I wonder if there is a danger of bringing the sort of questions you might use at work home with you.
I reckon a lot of managers will be trained to use such an approach, without any consideration of the line I'm about to take.
I reckon a lot of people would highly recommend the practice of inspected reflection (ask any GP appraisee) but is it really fair? Or reasonable?
Imagine such an approach by a gruff manager. You may be naive enough to think your response isn't going to be used against you.
Imagine being asked by somebody who isn't very good at their job.
Imagine, as they badly perform and mimic your answer later in a less favourable, more critical tone, prefixed by the words "and you know what she said next? or "and you know what he said then?".

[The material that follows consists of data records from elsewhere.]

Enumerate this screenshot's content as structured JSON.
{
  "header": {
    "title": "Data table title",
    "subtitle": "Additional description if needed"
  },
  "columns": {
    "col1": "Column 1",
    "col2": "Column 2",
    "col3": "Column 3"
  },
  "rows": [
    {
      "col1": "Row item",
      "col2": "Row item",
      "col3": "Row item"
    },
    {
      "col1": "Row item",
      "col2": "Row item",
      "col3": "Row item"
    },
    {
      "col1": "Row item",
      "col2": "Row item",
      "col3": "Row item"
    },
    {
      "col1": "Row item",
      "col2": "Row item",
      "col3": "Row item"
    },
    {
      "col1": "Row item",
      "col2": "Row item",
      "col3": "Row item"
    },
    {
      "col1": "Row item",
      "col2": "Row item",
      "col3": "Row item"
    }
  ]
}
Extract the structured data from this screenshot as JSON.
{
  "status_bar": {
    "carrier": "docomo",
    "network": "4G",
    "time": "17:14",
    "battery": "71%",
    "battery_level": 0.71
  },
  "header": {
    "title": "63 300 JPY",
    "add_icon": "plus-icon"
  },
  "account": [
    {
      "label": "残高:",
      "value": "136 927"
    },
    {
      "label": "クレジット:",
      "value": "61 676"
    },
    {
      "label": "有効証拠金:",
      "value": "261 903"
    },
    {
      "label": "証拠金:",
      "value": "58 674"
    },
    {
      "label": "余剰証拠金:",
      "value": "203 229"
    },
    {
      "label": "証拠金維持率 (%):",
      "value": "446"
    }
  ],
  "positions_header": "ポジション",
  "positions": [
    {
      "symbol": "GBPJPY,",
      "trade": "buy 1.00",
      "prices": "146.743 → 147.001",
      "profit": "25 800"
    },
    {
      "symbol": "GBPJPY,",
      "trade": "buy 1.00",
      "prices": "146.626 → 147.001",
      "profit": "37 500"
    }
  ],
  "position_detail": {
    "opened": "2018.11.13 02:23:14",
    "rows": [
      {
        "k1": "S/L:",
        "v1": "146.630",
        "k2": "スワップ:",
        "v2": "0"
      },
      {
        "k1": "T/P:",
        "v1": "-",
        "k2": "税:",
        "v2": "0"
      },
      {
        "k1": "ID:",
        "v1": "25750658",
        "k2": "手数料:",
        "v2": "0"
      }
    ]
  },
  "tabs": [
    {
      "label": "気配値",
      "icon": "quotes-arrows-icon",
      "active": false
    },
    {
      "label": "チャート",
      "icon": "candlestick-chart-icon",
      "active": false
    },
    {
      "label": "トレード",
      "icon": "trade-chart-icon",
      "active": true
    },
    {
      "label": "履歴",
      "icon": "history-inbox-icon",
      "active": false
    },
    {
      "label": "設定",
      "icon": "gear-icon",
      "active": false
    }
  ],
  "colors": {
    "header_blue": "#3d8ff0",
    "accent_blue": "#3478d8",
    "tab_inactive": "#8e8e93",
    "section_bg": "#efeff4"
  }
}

So this is the key question... "How do you feel about that?"
I think reflexively you'd want to reply.
But should you?
Doesn't your internal state belong absolutely to you and you alone?
Yes, you might choose to share feelings with people with whom you've built up a relationship, but be very careful who you do that with.

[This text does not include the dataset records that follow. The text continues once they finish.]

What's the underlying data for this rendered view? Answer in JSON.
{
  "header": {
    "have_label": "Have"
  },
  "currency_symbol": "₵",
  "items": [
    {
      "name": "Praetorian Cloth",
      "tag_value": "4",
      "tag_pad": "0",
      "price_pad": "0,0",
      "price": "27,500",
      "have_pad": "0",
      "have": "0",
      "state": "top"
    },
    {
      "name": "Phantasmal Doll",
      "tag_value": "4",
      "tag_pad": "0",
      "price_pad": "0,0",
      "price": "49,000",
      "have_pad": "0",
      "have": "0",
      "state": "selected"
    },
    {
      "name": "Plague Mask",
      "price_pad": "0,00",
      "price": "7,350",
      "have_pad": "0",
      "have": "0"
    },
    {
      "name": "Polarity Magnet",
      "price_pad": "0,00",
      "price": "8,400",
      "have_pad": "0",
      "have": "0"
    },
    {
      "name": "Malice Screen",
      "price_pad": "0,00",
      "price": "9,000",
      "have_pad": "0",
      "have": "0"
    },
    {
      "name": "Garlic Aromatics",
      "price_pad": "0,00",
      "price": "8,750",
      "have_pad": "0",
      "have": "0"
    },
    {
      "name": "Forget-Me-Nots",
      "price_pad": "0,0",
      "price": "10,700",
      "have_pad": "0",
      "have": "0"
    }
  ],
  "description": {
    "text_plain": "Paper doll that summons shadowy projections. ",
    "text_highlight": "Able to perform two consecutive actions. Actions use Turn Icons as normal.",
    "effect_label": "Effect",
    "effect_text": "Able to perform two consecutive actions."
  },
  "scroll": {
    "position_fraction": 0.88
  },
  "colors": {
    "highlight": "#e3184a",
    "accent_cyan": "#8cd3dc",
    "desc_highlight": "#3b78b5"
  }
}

We've surrendered too much privacy already.
Are you obliged to give it up simply in response to a direct question?
Isn't it an incredible arrogance to ask?
Isn't it an incredibly rude approach?
Think about it.
And could you honestly find a polite way to decline this interrogation that someone wouldn't find offensive?

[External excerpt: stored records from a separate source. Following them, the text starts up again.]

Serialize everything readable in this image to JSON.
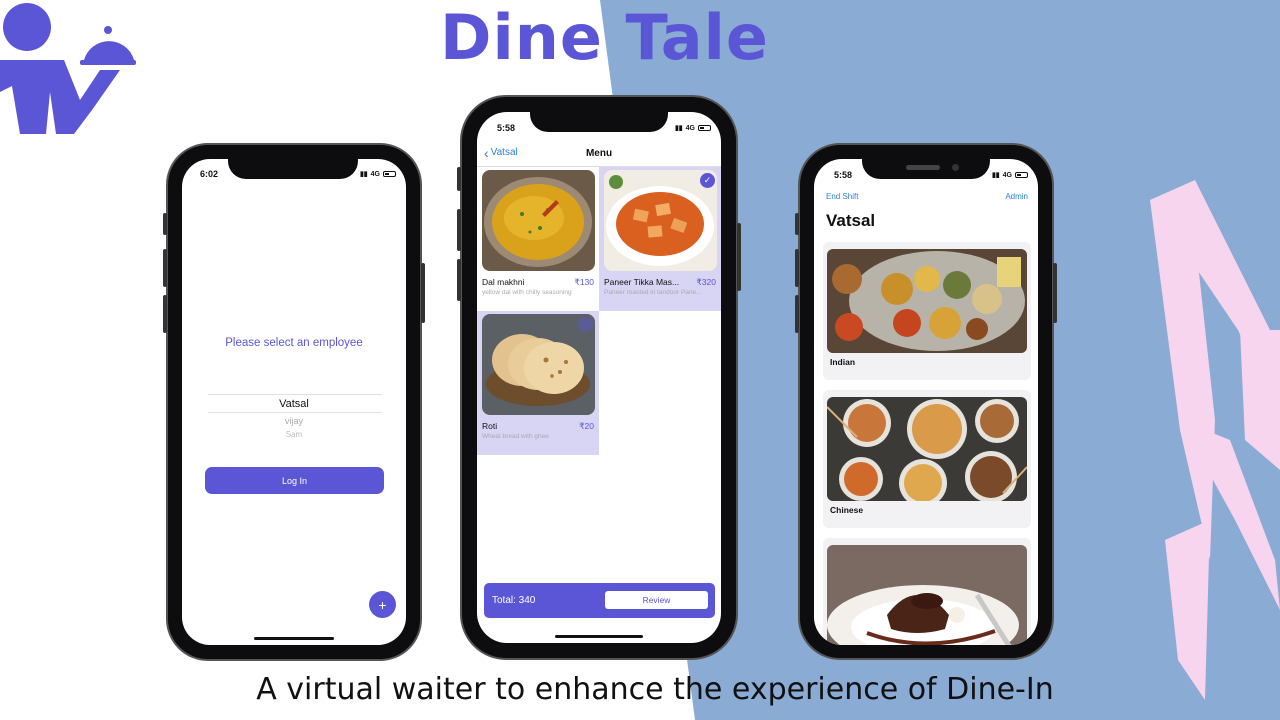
{
  "title": {
    "part1": "Dine",
    "part2": "Tale"
  },
  "tagline": "A virtual waiter to enhance the experience of Dine-In",
  "colors": {
    "accent": "#5b56d6",
    "panel_blue": "#8aabd3",
    "brush_pink": "#f7d5ee",
    "link_blue": "#2f7fe0"
  },
  "logo": {
    "icon": "waiter-with-cloche-icon"
  },
  "login_screen": {
    "time": "6:02",
    "network": "4G",
    "prompt": "Please select an employee",
    "picker": [
      "Vatsal",
      "vijay",
      "Sam"
    ],
    "login_label": "Log In",
    "fab_label": "+"
  },
  "menu_screen": {
    "time": "5:58",
    "network": "4G",
    "back_label": "Vatsal",
    "title": "Menu",
    "items": [
      {
        "name": "Dal makhni",
        "price": "₹130",
        "desc": "yellow dal with chilly seasoning",
        "selected": false
      },
      {
        "name": "Paneer Tikka Mas...",
        "price": "₹320",
        "desc": "Paneer roasted in tandoor Pane...",
        "selected": true
      },
      {
        "name": "Roti",
        "price": "₹20",
        "desc": "Wheat bread with ghee",
        "selected": true
      }
    ],
    "total_label": "Total: 340",
    "review_label": "Review"
  },
  "category_screen": {
    "time": "5:58",
    "network": "4G",
    "end_shift_label": "End Shift",
    "admin_label": "Admin",
    "waiter_name": "Vatsal",
    "categories": [
      {
        "label": "Indian"
      },
      {
        "label": "Chinese"
      },
      {
        "label": ""
      }
    ]
  }
}
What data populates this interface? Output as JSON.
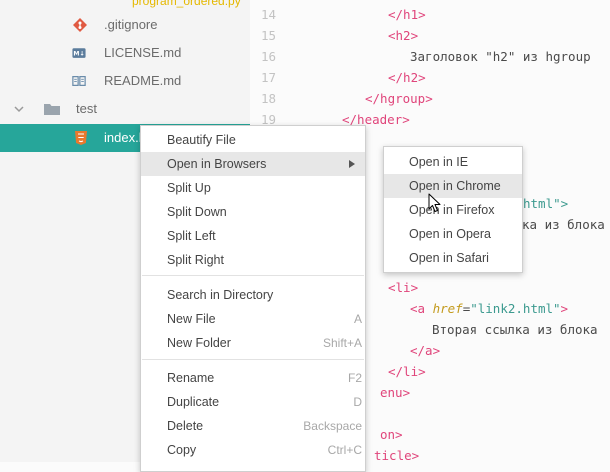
{
  "file_tree": {
    "items": [
      {
        "label": "program_ordered.py",
        "icon": "python-file-icon"
      },
      {
        "label": ".gitignore",
        "icon": "git-icon"
      },
      {
        "label": "LICENSE.md",
        "icon": "markdown-icon"
      },
      {
        "label": "README.md",
        "icon": "readme-icon"
      },
      {
        "label": "test",
        "icon": "folder-icon"
      },
      {
        "label": "index.h",
        "icon": "html5-icon"
      }
    ]
  },
  "editor": {
    "line_numbers": [
      "14",
      "15",
      "16",
      "17",
      "18",
      "19"
    ],
    "tokens": {
      "l14": "</h1>",
      "l15": "<h2>",
      "l16": "Заголовок \"h2\" из hgroup",
      "l17": "</h2>",
      "l18": "</hgroup>",
      "l19": "</header>",
      "a_html_frag": "html\">",
      "ka_frag": "ка из блока",
      "li_open": "<li>",
      "a_open": "<a",
      "href_attr": "href",
      "eq": "=",
      "href_val": "\"link2.html\"",
      "gt": ">",
      "link2_text": "Вторая ссылка из блока",
      "a_close": "</a>",
      "li_close": "</li>",
      "enu_frag": "enu>",
      "on_frag": "on>",
      "ticle_frag": "ticle>"
    }
  },
  "context_menu": {
    "items": [
      {
        "label": "Beautify File",
        "shortcut": ""
      },
      {
        "label": "Open in Browsers",
        "shortcut": ""
      },
      {
        "label": "Split Up",
        "shortcut": ""
      },
      {
        "label": "Split Down",
        "shortcut": ""
      },
      {
        "label": "Split Left",
        "shortcut": ""
      },
      {
        "label": "Split Right",
        "shortcut": ""
      },
      {
        "label": "Search in Directory",
        "shortcut": ""
      },
      {
        "label": "New File",
        "shortcut": "A"
      },
      {
        "label": "New Folder",
        "shortcut": "Shift+A"
      },
      {
        "label": "Rename",
        "shortcut": "F2"
      },
      {
        "label": "Duplicate",
        "shortcut": "D"
      },
      {
        "label": "Delete",
        "shortcut": "Backspace"
      },
      {
        "label": "Copy",
        "shortcut": "Ctrl+C"
      }
    ],
    "highlighted": "Open in Browsers"
  },
  "submenu": {
    "items": [
      {
        "label": "Open in IE"
      },
      {
        "label": "Open in Chrome"
      },
      {
        "label": "Open in Firefox"
      },
      {
        "label": "Open in Opera"
      },
      {
        "label": "Open in Safari"
      }
    ],
    "highlighted": "Open in Chrome"
  },
  "colors": {
    "selection": "#26a69a",
    "tag": "#e0457b",
    "attribute": "#c39a1c",
    "string": "#3c9a8f",
    "menu_highlight": "#e7e7e7"
  }
}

Largely because they were dumb enough to think they'd been perfectly reasonable in asking?
Is it reasonable to hold a conversation like a psychiatrist, or talk to a friend like a busy GP?
Or do we actually have to be very careful about that sort of thing?
How do you feel about that?
Eh?
How do you feel?
Tell me.
Tell me now.
So that is the request paraphrased - "Tell me your internal private feelings and do it now".
The problem with direct questions is they appear to give direct answers.
But they don't.
They can just as easily generate untruth as truth.
It's a short hop from there to the sort of checklist mentality that discredited NHS management, and Health and Safety amongst other inglorious institutions.
So where does ownership of yourself begin?
I reckon it begins at the nipples, chest high, skin level.
Anything proximal to that point I own and you have no right.
If I choose to donate an organ, I'll let you know.
It used to be that in polite company, one didn't discuss religion or politics. While most people with half a brain now wear their atheism as a badge of honour, I still wouldn't expect to be asked about my political persuasion, assuming I had any. It's just the last flicker of a memory called politeness.
So anything from my skin inwards is mine.
Are we agreed?
Everything beyond that we can share.
You can borrow my cardigan, if you like.